By Makiko Kitamura and Masaki Kondo
July 7 (Bloomberg) -- Japanese stocks rose, snapping the Nikkei 225 Stock Average's longest losing streak in 54 years, as investors bet shares had become cheap relative to earnings.
Orix Corp., Japan's largest non-bank financial company, rose the most in eight weeks, while Mizuho Financial Group Inc. jumped the most in a month. Canon Inc., which gets a third of its sales from the Americas, climbed after the yen depreciated to the weakest against the dollar in almost two weeks. Tokyu Land Corp. led a gauge of developers to its biggest gain since June 16.
The Nikkei 225 added 122.15, or 0.9 percent, to close at 13,360.04 in Tokyo, breaking a 12-day slide, the longest since 1954. The broader Topix index rose 14.92, or 1.2 percent, to 1,312.80. Almost two stocks advanced for each that slumped.

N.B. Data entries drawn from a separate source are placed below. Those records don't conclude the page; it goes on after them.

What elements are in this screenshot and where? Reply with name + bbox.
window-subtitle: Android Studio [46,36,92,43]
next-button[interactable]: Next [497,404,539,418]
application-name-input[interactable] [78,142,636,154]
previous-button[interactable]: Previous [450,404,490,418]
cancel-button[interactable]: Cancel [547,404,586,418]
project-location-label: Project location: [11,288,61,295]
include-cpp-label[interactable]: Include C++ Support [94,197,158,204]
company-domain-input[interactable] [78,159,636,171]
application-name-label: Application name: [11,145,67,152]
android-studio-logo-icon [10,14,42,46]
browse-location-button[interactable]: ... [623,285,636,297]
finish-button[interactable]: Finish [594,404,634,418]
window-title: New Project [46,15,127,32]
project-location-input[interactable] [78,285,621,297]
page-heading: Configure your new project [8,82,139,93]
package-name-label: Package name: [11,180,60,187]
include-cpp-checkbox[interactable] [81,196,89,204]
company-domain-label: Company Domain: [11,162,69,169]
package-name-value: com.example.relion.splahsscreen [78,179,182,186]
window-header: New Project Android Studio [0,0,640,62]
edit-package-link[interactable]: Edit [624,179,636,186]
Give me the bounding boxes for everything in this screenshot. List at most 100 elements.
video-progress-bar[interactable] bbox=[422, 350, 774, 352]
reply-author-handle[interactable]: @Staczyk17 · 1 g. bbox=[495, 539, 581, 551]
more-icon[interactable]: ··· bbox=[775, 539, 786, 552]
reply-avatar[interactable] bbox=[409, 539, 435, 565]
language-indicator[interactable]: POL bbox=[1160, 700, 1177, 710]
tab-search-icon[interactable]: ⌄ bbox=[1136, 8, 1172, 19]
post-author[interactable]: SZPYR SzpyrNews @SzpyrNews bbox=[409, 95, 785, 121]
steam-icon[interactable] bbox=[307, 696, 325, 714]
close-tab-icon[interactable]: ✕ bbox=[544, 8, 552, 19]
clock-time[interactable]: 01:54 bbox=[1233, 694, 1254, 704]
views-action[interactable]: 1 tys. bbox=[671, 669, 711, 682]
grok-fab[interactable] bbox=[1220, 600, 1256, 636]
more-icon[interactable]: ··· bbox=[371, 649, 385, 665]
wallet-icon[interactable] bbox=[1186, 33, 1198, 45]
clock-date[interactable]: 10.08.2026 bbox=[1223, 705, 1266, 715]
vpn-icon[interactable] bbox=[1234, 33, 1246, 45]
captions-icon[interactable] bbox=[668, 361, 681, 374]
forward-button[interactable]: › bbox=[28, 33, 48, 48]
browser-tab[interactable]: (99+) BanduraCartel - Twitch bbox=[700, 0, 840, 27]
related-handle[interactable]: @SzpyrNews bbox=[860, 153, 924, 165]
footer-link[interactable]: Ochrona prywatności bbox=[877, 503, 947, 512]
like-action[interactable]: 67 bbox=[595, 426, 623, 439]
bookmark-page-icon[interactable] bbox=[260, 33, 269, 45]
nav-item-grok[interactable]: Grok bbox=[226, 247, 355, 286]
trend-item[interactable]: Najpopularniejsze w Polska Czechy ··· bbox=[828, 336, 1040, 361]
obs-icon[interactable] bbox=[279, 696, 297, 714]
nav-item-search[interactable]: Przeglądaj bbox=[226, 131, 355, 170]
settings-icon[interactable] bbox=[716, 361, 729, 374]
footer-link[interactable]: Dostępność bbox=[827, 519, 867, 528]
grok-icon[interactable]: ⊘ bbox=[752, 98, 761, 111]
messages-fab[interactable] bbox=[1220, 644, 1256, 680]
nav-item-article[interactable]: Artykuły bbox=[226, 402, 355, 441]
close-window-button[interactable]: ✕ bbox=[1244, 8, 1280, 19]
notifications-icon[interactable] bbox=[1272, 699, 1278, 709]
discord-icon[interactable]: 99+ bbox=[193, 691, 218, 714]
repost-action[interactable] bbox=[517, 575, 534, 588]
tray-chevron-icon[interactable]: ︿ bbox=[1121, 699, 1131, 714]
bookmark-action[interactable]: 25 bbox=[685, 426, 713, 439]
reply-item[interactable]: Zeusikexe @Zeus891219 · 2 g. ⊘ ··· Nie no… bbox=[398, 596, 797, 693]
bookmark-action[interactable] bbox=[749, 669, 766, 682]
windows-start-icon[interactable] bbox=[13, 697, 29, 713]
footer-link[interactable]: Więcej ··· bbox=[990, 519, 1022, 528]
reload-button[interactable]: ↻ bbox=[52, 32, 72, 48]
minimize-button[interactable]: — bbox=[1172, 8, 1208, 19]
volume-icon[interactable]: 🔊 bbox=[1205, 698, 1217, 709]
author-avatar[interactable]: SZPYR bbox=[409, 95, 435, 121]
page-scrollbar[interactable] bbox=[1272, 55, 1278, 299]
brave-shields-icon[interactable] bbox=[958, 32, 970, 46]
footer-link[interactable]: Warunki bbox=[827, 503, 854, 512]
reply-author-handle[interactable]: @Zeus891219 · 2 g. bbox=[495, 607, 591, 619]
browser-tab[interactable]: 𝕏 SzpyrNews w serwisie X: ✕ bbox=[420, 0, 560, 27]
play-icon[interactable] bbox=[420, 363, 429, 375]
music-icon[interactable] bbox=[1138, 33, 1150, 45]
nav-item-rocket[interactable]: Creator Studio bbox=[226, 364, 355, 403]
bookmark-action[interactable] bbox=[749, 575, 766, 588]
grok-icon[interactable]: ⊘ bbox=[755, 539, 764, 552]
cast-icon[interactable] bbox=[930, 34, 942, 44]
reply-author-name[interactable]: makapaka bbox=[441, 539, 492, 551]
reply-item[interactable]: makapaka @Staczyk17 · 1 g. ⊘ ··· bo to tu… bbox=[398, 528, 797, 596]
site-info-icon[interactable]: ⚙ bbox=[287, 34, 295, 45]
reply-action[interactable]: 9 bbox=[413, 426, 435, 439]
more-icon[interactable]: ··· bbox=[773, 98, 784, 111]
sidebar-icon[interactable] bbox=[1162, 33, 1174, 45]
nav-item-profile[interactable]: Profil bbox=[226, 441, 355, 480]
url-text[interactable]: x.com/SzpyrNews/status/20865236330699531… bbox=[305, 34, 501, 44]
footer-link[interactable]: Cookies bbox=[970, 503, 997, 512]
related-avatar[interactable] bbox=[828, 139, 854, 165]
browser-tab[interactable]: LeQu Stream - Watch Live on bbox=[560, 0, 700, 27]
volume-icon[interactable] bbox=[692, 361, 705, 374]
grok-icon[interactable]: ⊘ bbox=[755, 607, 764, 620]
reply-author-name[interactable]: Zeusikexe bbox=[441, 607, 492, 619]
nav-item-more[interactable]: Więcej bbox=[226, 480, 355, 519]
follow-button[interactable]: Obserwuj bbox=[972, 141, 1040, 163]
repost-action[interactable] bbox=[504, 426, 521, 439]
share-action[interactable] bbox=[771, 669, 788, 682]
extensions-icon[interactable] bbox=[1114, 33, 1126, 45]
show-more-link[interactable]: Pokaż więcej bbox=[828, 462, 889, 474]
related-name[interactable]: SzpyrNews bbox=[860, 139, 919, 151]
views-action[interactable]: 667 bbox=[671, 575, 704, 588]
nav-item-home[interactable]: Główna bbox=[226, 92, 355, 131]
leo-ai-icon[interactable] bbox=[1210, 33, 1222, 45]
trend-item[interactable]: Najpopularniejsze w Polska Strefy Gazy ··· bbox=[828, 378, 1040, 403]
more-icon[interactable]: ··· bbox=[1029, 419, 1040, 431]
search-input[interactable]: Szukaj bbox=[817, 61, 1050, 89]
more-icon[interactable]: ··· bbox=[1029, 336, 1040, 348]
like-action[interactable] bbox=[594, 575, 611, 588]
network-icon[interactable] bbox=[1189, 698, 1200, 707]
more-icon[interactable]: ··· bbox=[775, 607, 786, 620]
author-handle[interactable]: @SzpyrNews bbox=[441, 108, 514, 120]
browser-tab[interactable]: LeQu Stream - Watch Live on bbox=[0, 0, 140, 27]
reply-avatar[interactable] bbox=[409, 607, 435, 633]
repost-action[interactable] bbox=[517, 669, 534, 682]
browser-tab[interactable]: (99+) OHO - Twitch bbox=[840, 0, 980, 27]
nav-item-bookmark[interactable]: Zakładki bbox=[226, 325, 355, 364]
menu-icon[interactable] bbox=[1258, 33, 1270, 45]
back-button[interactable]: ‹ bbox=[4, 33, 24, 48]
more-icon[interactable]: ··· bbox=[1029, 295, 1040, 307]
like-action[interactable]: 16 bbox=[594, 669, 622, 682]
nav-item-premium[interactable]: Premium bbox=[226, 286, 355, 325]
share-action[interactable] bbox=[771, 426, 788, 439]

``Japanese stocks have been sold excessively, and they have become cheap relative to their asset values or earnings,'' said Yoshihiro Ito, senior strategist at Okasan Asset Management Co. in Tokyo, which oversees the equivalent of $9.3 billion.
As of July 4, shares on the Nikkei traded at 16.5 times earnings for the past business year, the lowest since May 13 and below the 20.8 ratio for China's CSI 300 Index, based on Bloomberg data. The Nikkei fell 8.4 percent in the 12 days through July 4, reaching the lowest since April 16.